Au bureau du Sommier, c’est ordinairement le jeune Basquin qui se charge d’aller toucher les émoluments de ses confrères. Comme les autres, Caldas s’approcha pour mettre sa signature sur la feuille d’émargement. Basquin l’arrêta.

— Vil surnuméraire, lui dit-il, apprenez que vos pareils ne signent pas à côté de nous sur cet état. Ils vont toucher eux-mêmes à la caisse.

— Pourquoi cette humiliation ? demanda Romain.

— Parce qu’ici, répondit M. Rafflard, les surnuméraires ne comptent pas. Les cent francs qu’on vous alloue par mois ne sont pas des appointements, vous les recevrez à titre gracieux de l’administration, qui ne vous doit rien.

— Ah ! c’est un peu fort, dit Caldas ; est-ce que je ne travaille pas comme les autres ?

— Il est vrai, dit Gérondeau, que vous n’en faites pas plus que nous.

— Enfin, vous auriez tort de vous plaindre, ajouta Basquin ; le ministère de l’Équilibre est le seul qui paye les surnuméraires. Allez donc voir à la Guerre et aux Finances. Ainsi, croyez-moi, passez à la caisse, et estimez-vous encore trop heureux.

Caldas se levait pour suivre ce conseil, tout en se disant qu’il allait goûter du budget pour la première et dernière fois, lorsque la porte s’entre-bâilla et une voix flûtée demanda :

— Pardon, Messieurs, est-ce ici le bureau de M. Caldas ?

Romain fit un bond ; il venait de reconnaître le timbre argentin de Mlle Célestine.

— C’est ici, fit Gérondeau en quittant sa place ; veuillez donc entrer, Madame.

L’ingénue de Grenelle ne se le fit pas dire deux fois.
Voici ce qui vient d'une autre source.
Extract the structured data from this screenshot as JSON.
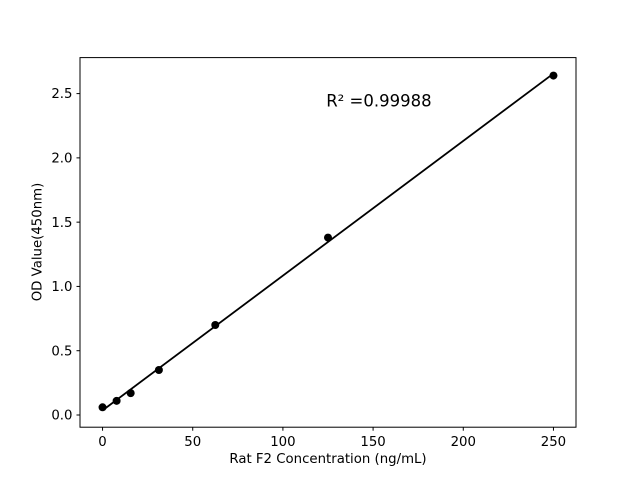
{
  "chart_data": {
    "type": "scatter",
    "title": "",
    "xlabel": "Rat F2 Concentration (ng/mL)",
    "ylabel": "OD Value(450nm)",
    "annotation": {
      "text": "R² =0.99988",
      "x": 124,
      "y": 2.4
    },
    "r_squared": 0.99988,
    "points": {
      "x": [
        0,
        7.8,
        15.6,
        31.25,
        62.5,
        125,
        250
      ],
      "y": [
        0.06,
        0.11,
        0.17,
        0.35,
        0.7,
        1.38,
        2.64
      ]
    },
    "fit_line": {
      "x": [
        0,
        250
      ],
      "y": [
        0.036,
        2.656
      ]
    },
    "xlim": [
      -12.5,
      262.5
    ],
    "ylim": [
      -0.095,
      2.78
    ],
    "xticks": [
      {
        "value": 0,
        "label": "0"
      },
      {
        "value": 50,
        "label": "50"
      },
      {
        "value": 100,
        "label": "100"
      },
      {
        "value": 150,
        "label": "150"
      },
      {
        "value": 200,
        "label": "200"
      },
      {
        "value": 250,
        "label": "250"
      }
    ],
    "yticks": [
      {
        "value": 0.0,
        "label": "0.0"
      },
      {
        "value": 0.5,
        "label": "0.5"
      },
      {
        "value": 1.0,
        "label": "1.0"
      },
      {
        "value": 1.5,
        "label": "1.5"
      },
      {
        "value": 2.0,
        "label": "2.0"
      },
      {
        "value": 2.5,
        "label": "2.5"
      }
    ],
    "grid": false,
    "legend_position": "none",
    "colors": {
      "marker": "#000000",
      "line": "#000000",
      "axis": "#000000",
      "text": "#000000",
      "background": "#ffffff"
    }
  }
}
Elle avait une toilette étrange et singulièrement tapageuse. Un chapeau noir en tulle avec une énorme rose rouge ponceau sur le côté, une robe à trente-six volants et un burnous gris-perle traînant sur ses talons. Tout ce luxe sentait le temple à un quart de lieue, mais Gérondeau fut fasciné.

— Caldas est un scélérat, dit-il tout bas à Nourrisson, ça doit être une femme du grand monde.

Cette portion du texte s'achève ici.